3) Remove necrotic tissue from the wound and seal the wound as soon as possible.
(3) Immunonutrition support and conditioning
1) Metabolic conditioning: Non-drug therapies for high metabolic reactions after burns include: early scab removal, wound closure, prevention and treatment of sepsis, Early gastrointestinal nutrition (can add glutamine, arginine, dietary fiber and immunonutrients, etc.), increase the ambient temperature to 31.5±0.7°C, and establish an aerobic resistance exercise program in the early stage. Drug therapy includes the use of anabolic agents, such as recombinant human growth hormone, insulin, androgens, and beta-blockers (metoprolol). These drugs all have more or less side effects. The combined use of growth hormone and insulin can reduce the occurrence of hyperglycemia and hypoglycemia complications and has good clinical application prospects.
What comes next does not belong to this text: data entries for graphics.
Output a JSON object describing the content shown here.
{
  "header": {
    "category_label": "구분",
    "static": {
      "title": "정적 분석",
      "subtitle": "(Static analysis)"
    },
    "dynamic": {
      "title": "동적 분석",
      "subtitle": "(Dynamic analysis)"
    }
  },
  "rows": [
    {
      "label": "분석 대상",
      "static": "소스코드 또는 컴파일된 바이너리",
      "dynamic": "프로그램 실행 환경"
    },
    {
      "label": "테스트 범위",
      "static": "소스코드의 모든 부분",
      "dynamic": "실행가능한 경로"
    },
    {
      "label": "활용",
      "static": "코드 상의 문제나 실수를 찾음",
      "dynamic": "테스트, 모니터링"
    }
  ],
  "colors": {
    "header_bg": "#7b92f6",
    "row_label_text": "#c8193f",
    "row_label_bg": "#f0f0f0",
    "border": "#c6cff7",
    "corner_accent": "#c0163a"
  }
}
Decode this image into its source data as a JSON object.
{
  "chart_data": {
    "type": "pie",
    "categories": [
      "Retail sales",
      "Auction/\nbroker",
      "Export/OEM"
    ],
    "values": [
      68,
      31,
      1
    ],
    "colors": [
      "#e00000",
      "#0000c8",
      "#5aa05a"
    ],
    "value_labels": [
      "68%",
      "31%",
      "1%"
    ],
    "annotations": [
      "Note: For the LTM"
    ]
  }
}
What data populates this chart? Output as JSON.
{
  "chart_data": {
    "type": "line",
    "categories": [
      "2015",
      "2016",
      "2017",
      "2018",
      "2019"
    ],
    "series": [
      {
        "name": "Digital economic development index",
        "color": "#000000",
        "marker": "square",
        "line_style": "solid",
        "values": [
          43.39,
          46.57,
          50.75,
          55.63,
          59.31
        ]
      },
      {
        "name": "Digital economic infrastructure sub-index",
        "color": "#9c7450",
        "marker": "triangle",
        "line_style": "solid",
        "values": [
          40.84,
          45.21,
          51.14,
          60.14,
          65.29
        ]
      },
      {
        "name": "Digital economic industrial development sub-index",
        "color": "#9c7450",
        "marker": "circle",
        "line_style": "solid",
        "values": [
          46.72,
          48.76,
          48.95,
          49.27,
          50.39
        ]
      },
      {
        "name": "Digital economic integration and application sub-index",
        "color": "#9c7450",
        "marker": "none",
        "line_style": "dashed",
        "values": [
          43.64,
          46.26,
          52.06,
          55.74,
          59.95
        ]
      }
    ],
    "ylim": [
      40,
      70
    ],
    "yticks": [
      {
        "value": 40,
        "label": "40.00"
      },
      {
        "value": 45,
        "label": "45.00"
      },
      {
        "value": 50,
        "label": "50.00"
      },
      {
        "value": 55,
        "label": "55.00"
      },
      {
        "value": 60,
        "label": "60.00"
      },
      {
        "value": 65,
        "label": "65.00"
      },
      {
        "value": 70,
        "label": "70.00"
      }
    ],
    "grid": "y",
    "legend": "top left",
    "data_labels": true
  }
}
2) Immune conditioning treatment: It mainly includes the simultaneous application of immune stimulation treatment for specific immune paralysis and anti-inflammatory treatment for non-specific immune hyperinflammation.
Currently commonly used clinical drugs include: ① Immune globulin, which can improve the body’s non-specific immunity. ②α1 thymosin can induce T cell differentiation and maturation, increase the expression and release of CD4, IFN-γ, and IL-2; inhibit thymocyte apoptosis; improve the antigen presentation ability of monocytes; increase the activity and number of Th1 cells, and inhibit Production of IL-4, IL-10. ③ Ulinastatin can inhibit the activation of trypsin, elastase, and hydrolytic protease; antagonize oxygen free radicals; stabilize biofilms; inhibit the activation of the coagulation system by inhibiting serinase, etc.
(4) Support and protection of organ function: After severe burns, cardiac function is damaged to varying degrees. Myocardial nutrition drugs should be used early, and appropriate amounts of cardiotonic drugs should be used when necessary to prevent and treat increased cardiac pre- and post-load and increase myocardial blood perfusion. , improve myocardial oxygen supply to improve myocardial nutrition and protect heart function. For patients with moderate to severe inhalation injury and combined burn and impact lung injury, the airway should be ensured to be unobstructed, and protective mechanical ventilation strategies should be advocated: low inspiratory pressure (30-875pxH2O) control and permissive hypercapnia (pH>7.15) , give small tidal volume (5-8mL/kg) and low positive end-expiratory pressure ventilation (5-375pxH2O). In addition, attention should also be paid to protecting liver and kidney functions, correcting coagulation disorders, and early prevention and treatment of disseminated intravascular coagulation (DIC).